Ai pris le train pour Nantes. Ai vu le joyeux carnage d’un marchand de mètres carrés au cœur d’un antique château. Le sombre con voulait parfaire son œuvre résidentiel d’un élégant pourtour d’asphalte. On pouvait donc faire pire.

Ai pris le train pour Vannes. Ai poliment dit « bonjour monsieur » à un monsieur qui entrait dans une église.
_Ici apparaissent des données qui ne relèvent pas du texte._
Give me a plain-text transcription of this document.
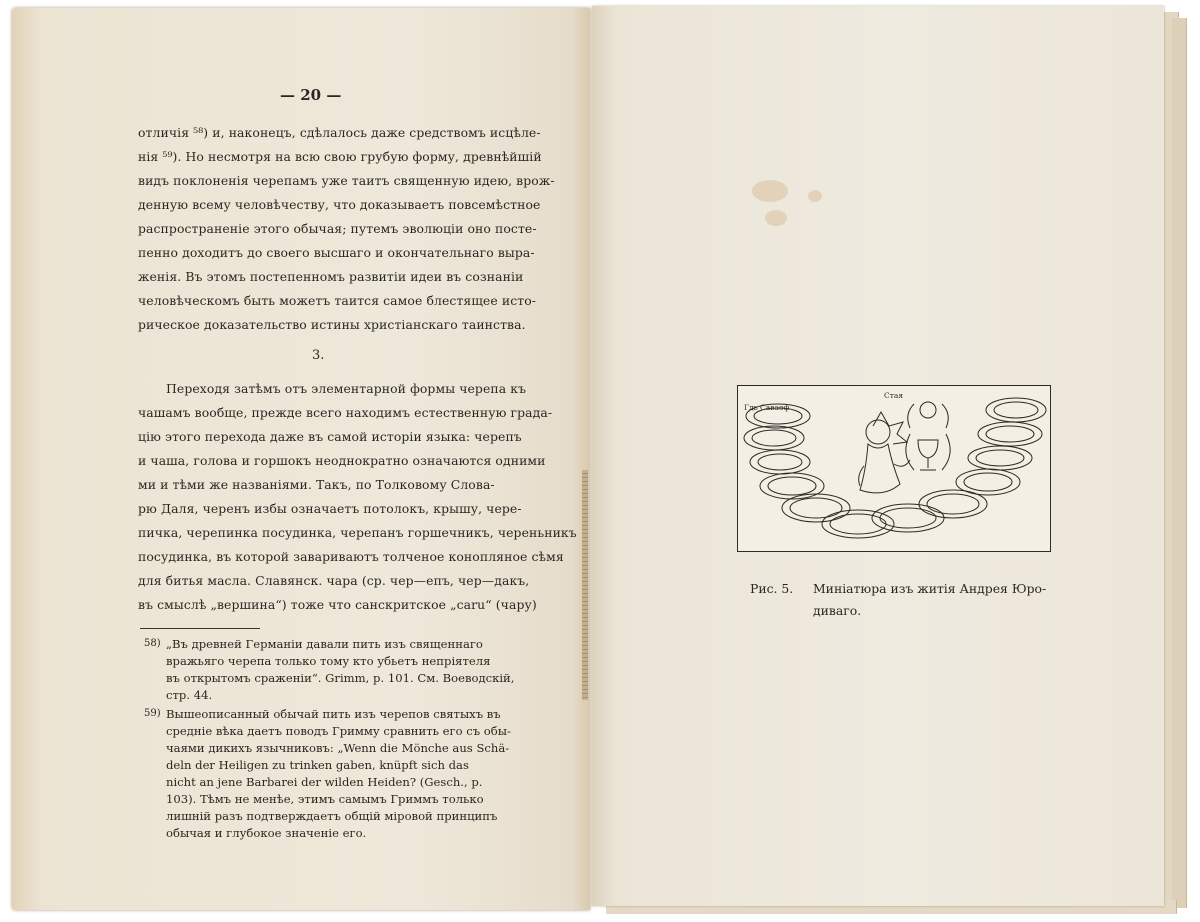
— 20 —
отличія ⁵⁸) и, наконецъ, сдѣлалось даже средствомъ исцѣле-
нія ⁵⁹). Но несмотря на всю свою грубую форму, древнѣйшій
видъ поклоненія черепамъ уже таитъ священную идею, врож-
денную всему человѣчеству, что доказываетъ повсемѣстное
распространеніе этого обычая; путемъ эволюціи оно посте-
пенно доходитъ до своего высшаго и окончательнаго выра-
женія. Въ этомъ постепенномъ развитіи идеи въ сознаніи
человѣческомъ быть можетъ таится самое блестящее исто-
рическое доказательство истины христіанскаго таинства.
3.
Переходя затѣмъ отъ элементарной формы черепа къ
чашамъ вообще, прежде всего находимъ естественную града-
цію этого перехода даже въ самой исторіи языка: черепъ
и чаша, голова и горшокъ неоднократно означаются одними
ми и тѣми же названіями. Такъ, по Толковому Слова-
рю Даля, черенъ избы означаетъ потолокъ, крышу, чере-
пичка, черепинка посудинка, черепанъ горшечникъ, череньникъ
посудинка, въ которой завариваютъ толченое конопляное сѣмя
для битья масла. Славянск. чара (ср. чер—епъ, чер—дакъ,
въ смыслѣ „вершина“) тоже что санскритское „caru“ (чару)
58) „Въ древней Германіи давали пить изъ священнаго
вражьяго черепа только тому кто убьетъ непріятеля
въ открытомъ сраженіи“. Grimm, p. 101. См. Воеводскій,
стр. 44.
59) Вышеописанный обычай пить изъ черепов святыхъ въ
средніе вѣка даетъ поводъ Гримму сравнить его съ обы-
чаями дикихъ язычниковъ: „Wenn die Mönche aus Schä-
deln der Heiligen zu trinken gaben, knüpft sich das
nicht an jene Barbarei der wilden Heiden? (Gesch., p.
103). Тѣмъ не менѣе, этимъ самымъ Гриммъ только
лишній разъ подтверждаетъ общій міровой принципъ
обычая и глубокое значеніе его.
Гдь Саваоф
Стая
Рис. 5. Миніатюра изъ житія Андрея Юро-
диваго.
Comment pouvais-je deviner qu’avec ses vêtements de fonctionnaires et sa guitare sur le dos il allait célébrer la messe, et qu’il fallait dire « bonjour mon père » ? Messe navrante, mais on m’oblige.

Ai pris le train pour Paris. Ai découvert la devanture d’une échoppe de fripes dans la capitale de la mode : le voile islamique est à l’honneur. Les p’tites femmes de Paris, tout ça.

Ai pris l’avion à Beauvais. L’aéroport est bourré de post-adolescents en ponchos alter-trucs qui « font l’Italie » ou qui « font Stockholm ». M’envole pour Porto entouré de sollicitations consuméristes toutes plus délirantes les unes que les autres. On fait rimer « fly » avec « buy », on est prié de trouver cela sympa.

Tout de même, la Casa da Musica est remarquable, ne boudons pas notre plaisir. Bâtiment livré avec deux ans de retard, paraît-il ; ce qui prouve qu’on fait vite ou qu’on fait bien, mais qu’on ne peut décemment pas faire les deux à la fois. Incontestablement, tout va trop vite.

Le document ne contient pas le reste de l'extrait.